Well a very good and informative blog...keep it up.I am mysely a garden lover in the himalayas, a place called kashmir(India).I have a green finger to some extent too.Found your blog interesting because climatically we shear the same four seasons and thus the flowers too.

July 23, 2009 | Unregistered CommenterArshad

I have many hostas in my garden and have great success with them for many years. However, this summer two of my hostas had issues. In both cases the individual leaves and stems fell out. The two plants were located in separate areas of my garden. I have other identical plants right next to both of these plants that are doing fine, I moved one plant to another location after pulling out all the lose stems. I am about to remove the second one all together as the entire plant seems to be effected. I have no idea what has caused this. I live on Long Island and we did have a very hot spell that lasted over a week. I do water regularly so I doubt that's the cause.

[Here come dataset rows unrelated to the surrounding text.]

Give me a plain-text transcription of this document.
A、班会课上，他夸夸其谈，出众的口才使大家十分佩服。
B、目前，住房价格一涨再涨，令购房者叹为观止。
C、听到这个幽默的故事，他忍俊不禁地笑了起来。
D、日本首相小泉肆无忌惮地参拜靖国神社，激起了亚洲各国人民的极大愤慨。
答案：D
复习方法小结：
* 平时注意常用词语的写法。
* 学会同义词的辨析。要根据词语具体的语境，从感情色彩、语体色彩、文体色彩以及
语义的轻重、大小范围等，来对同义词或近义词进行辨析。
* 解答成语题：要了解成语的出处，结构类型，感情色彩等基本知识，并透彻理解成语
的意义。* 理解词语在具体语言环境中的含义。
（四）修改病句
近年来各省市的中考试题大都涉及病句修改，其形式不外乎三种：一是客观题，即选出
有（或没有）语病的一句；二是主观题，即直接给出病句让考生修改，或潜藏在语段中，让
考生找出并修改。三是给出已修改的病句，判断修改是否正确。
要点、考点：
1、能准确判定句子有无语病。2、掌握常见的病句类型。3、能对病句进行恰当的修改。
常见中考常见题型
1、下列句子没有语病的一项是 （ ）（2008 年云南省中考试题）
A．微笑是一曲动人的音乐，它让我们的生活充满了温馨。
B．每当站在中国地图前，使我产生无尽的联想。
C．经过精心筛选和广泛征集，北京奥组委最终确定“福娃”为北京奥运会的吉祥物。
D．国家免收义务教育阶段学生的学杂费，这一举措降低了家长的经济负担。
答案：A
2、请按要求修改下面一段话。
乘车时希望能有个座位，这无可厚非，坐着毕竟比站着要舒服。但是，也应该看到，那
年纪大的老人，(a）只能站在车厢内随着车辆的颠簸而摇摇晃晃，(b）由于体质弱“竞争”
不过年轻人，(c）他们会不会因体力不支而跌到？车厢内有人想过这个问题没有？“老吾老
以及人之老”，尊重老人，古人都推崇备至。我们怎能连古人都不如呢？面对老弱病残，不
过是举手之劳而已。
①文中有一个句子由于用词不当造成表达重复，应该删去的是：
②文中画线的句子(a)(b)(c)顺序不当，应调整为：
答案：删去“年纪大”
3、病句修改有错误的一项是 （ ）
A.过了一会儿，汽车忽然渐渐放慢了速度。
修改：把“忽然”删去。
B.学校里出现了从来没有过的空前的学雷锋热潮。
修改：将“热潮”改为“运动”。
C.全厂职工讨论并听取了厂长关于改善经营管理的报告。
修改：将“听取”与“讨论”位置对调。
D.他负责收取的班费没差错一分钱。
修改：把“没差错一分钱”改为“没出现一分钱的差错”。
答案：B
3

But I'm wondering if you have any idea what has caused this to happen.

August 23, 2013 | Unregistered CommenterRicki

This has been an unusual summer for all perennials. Plants that seemed to never have issues before have become problematic for some gardeners. I suggest that you wait until next season. Perhaps winter will resolve all issues. In the meanwhile, I recommend that you contact an upscale nursery in your neighborhood to find out if they or their clients have reported similar plant behavior and if there has been a successful remedy specific to your location.